No account? Create an account
Previous Entry Share Next Entry
Data, Big and Small
This week's notable link from LinkedIn is this delightful roundup of Five Trendy Open Source (Big-Data) Technologies. It goes through some of the newer hot products -- not stuff that's gotten mature like Hadoop, but newer concepts like Storm, Dremel, and Hana. Worth a read if you're doing any sort of big data at work, especially if you are in any way influencing architecture -- the enterprise world is driving advances in data processing at *remarkable* speed.

That said, it makes amusing reading for me right now. Everybody is talking about Big Data as the way to make money from enterprises. So I guess Querki might best be labeled the first truly serious Small Data project I've seen in a surprisingly long time. I'm explicitly not going after enterprise at all, at least not yet. (In a few years, if Querki is successful with consumers, we'll probably spin off a business-focused subsidiary. But first things first.) Indeed, for the time being I'm going to strictly limit the number of Things you can have in a Space, to somewhere in the tens-of-thousands range -- not even pocket change by Big Data standards.

Querki's underlying theory is that, while the Big Data problems are sexy to computer scientists and businesspeople, they have relatively little to do with the ordinary person on the information superhighway. Normal people are always trying to deal with *little* problems, involving only thousands, hundreds or even tens of things to keep track of. They don't care about lightning-speed processing of billions of records -- they care about being able to *easily* manage the small, everyday problems of the real world. And right now, they are looking sadly neglected.

I'm really quite enjoying this: there's nothing more exciting than finding a problem that nobody's dealing with well. Let's see if we can start a Small Data revolution, while the giants are all focused on the mountains in the distance...

  • 1
So, one of the Small Data projects I have is SCA packing lists. No one packing list works for all events, because daytripping, hotel/crashing, cabin camping, tent camping, and Pennsic all have different lists of things that need to go. After continually forgetting certain items, I did at one point start a Microsoft Access database, but never kept up with it. For one thing, I started it when Greg and I started going to events together, and that caused my needs to change significantly.
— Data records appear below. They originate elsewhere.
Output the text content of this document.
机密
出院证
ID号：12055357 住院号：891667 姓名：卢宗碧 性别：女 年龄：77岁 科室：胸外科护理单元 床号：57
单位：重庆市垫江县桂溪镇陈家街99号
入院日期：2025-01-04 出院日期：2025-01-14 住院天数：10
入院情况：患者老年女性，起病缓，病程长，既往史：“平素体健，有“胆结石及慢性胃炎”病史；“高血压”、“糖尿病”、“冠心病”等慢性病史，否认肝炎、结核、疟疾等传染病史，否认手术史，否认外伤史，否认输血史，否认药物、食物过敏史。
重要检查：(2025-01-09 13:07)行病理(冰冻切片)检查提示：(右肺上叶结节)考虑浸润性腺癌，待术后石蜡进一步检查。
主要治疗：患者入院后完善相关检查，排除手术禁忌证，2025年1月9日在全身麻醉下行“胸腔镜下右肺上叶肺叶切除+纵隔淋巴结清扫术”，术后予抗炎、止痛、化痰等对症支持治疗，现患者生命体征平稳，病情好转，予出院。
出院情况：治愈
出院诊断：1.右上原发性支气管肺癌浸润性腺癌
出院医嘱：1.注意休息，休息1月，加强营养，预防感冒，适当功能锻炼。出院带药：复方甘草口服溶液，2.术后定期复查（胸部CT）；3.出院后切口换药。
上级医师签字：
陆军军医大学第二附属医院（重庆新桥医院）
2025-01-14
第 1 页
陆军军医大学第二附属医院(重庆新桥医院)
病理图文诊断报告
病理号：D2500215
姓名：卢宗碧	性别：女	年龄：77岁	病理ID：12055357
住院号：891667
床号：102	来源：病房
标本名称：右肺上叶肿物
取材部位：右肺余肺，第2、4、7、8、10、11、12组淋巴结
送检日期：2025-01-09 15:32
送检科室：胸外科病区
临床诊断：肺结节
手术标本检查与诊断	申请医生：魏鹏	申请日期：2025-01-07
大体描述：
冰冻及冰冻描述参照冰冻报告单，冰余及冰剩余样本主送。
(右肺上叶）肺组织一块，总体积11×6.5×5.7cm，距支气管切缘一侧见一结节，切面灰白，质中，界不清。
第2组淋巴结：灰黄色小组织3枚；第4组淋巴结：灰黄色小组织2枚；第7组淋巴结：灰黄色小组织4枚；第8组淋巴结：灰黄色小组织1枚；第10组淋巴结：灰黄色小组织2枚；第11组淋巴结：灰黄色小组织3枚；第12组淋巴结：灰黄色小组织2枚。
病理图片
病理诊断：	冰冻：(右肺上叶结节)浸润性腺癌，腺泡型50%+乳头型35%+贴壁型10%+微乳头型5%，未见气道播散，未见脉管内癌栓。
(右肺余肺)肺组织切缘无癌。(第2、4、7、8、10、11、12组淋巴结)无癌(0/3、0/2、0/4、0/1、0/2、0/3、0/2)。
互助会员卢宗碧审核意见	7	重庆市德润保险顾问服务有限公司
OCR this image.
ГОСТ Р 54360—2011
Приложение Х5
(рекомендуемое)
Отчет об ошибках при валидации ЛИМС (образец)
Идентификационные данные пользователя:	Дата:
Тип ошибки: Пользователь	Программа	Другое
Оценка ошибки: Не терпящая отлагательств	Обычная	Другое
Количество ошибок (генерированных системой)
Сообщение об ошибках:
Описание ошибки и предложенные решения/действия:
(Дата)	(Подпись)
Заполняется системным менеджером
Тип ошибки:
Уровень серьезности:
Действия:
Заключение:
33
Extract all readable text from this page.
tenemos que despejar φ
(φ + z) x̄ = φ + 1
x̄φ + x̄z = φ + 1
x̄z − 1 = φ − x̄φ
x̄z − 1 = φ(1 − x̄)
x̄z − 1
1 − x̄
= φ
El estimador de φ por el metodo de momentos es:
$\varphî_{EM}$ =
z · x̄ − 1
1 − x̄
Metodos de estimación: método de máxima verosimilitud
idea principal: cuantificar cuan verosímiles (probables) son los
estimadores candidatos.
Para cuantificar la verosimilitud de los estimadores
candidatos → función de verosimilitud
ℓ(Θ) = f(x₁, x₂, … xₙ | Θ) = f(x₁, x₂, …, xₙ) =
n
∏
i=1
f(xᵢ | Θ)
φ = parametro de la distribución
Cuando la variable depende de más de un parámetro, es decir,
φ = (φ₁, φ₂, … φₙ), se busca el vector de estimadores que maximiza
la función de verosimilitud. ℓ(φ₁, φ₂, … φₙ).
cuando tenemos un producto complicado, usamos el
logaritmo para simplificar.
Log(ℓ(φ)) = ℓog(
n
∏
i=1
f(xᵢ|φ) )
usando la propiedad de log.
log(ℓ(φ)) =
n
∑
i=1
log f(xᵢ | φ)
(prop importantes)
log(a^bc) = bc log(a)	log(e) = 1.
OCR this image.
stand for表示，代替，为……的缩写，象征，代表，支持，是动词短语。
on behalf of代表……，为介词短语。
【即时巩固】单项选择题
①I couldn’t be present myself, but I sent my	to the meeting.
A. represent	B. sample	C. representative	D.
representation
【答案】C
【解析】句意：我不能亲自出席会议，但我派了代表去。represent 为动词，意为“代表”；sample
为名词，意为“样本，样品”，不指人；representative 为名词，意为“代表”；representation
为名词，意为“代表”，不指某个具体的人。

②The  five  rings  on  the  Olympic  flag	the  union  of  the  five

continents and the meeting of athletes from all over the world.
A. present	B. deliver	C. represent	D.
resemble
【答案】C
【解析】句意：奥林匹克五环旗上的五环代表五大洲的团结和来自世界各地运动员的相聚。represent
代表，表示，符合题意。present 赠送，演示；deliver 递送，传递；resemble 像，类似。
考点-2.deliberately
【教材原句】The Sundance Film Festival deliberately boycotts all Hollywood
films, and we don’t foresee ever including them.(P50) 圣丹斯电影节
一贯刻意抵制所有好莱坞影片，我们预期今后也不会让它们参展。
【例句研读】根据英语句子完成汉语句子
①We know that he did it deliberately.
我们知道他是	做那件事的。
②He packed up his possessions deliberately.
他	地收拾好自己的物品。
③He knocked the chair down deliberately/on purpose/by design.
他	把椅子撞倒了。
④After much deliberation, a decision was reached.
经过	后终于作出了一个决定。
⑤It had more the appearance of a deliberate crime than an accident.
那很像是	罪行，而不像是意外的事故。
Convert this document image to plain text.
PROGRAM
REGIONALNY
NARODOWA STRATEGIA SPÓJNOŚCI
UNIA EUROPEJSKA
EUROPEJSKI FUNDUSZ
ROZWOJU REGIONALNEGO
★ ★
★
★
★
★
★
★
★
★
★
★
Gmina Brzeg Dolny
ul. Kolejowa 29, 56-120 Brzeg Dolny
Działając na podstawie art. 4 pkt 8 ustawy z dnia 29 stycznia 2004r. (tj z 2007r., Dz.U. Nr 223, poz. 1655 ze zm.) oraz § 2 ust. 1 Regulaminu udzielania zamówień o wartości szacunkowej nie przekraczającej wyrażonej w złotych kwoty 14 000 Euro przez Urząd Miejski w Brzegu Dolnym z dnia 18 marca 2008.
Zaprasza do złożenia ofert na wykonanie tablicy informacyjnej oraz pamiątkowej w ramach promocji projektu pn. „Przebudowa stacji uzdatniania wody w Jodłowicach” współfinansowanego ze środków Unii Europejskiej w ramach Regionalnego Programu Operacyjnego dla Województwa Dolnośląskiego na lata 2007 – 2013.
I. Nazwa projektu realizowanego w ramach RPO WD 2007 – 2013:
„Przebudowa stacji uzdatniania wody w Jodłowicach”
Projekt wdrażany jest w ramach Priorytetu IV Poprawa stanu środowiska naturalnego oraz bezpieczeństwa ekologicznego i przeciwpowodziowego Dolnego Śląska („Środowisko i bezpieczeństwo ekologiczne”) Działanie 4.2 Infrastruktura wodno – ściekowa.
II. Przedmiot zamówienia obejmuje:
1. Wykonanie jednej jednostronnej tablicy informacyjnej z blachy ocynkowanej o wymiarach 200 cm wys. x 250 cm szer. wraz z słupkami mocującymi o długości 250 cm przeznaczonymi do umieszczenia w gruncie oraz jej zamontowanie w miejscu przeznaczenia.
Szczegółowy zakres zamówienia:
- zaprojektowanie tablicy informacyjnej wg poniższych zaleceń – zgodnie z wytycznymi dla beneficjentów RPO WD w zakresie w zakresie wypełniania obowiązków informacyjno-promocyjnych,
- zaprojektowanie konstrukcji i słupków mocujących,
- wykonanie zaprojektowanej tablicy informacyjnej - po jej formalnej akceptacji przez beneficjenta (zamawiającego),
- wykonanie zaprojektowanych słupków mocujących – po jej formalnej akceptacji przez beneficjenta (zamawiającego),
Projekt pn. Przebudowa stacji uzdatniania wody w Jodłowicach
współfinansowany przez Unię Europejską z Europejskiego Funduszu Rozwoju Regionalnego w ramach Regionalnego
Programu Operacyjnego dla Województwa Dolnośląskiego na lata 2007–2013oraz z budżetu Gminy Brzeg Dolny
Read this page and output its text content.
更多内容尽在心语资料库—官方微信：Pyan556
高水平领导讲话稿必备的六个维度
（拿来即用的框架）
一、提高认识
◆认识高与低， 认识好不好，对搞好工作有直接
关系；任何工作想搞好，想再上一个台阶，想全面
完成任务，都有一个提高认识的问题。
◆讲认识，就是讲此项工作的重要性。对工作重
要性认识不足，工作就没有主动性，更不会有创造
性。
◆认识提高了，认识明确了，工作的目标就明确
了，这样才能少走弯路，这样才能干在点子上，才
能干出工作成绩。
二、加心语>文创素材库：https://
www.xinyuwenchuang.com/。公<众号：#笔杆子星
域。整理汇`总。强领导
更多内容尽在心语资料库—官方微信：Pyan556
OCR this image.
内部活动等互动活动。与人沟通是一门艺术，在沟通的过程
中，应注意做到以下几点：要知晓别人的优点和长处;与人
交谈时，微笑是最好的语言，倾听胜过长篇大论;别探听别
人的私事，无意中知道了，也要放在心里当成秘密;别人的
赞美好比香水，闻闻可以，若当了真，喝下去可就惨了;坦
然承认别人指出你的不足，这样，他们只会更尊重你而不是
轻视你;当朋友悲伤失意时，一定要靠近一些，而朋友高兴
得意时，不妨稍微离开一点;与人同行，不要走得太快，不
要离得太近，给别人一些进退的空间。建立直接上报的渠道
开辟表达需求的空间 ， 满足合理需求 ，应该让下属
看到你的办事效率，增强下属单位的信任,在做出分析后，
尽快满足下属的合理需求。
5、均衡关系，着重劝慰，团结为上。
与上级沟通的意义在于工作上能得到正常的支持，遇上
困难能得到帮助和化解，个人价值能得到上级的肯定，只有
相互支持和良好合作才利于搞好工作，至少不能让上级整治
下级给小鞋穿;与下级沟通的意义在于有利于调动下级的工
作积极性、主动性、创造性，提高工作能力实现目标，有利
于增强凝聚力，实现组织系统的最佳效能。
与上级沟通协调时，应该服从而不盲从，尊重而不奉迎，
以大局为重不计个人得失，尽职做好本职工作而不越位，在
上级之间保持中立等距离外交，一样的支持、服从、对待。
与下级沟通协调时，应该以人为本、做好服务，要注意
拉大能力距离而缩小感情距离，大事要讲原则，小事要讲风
Our packing has been pretty stable for the last couple of years, so it's time for me to start the project again.

Yep -- that's a very simple but typical sort of Querki app, where you just want a lightweight way to keep track of a bunch of slightly structured data. In basic form, it ought to just plain work by the time I open the beta in April.

Now that I think about it, though, it's potentially an interesting use for the Mix-In system that's planned. While you are mainly working in a single Space (a bunch of related Things), each Space will be able to "inherit" from any number of others. So you could potentially have several sub-lists -- one for camping, one for feasts, one for teaching, etc -- and then mix them for particular kinds of events.

Fascinating. I'll have to add that to the Use Case list: it stretches the Mix-In system in some interesting ways, and will force me to think about how to make that easy to set up. Probably won't happen at the beginning, but hopefully I can make that work well...

Yes, sublists are important! My Quire folder was one thing I would forget regularly, because I needed it for some but not all local events. Once you get that up and running, I'd be happy to test it out.

By the way, if at some point you need to start looking at crunching numbers with this, I'd be interesting in helping out.

Thanks! That's a fair ways down the line, but I might take you up on that eventually. (Especially once we start trying to figure out what Querki *should* have for statistical support. Data mining isn't the point of Querki, but some Apps are going to want statistics, I'd bet.)

And I've put this in as an official use case -- thanks...

I'm reminded of an article you probably forwarded to me that detailed how it wasn't the statistical package or the macros that were the killer app for Excel. It was the rows and columns.

Actually, I'm over-thinking this -- Mix-Ins just over-complicate it. Instead, you could do it with trivial Querki operations, like this.

Your Packing Space is mainly an inventory of your SCA stuff, with one Thing per item. These Things have the basic useful info: Name, Location, Number, possibly a photo if that's helpful.

Then you have several Things which are Sets of the items for particular categories of event. The Camping Set would include Tent, Ropes, Camp Stove. The Feast Set would include Napkins, Plates, Goblets. The Court Set would include Cushions, Handwork, and so on. (These are pointers to the actual Things, and overlap would be allowed, which is why we use Sets.)

Finally, for each event you create a trivial page that concatenates the Sets you want and turns them into a checklist.

Still kind of interesting technically: it's finally a motivation for me to implement Sets (which are more correct than Lists in this case), and it'll be interesting to figure out how to make it trivial to set up an event page.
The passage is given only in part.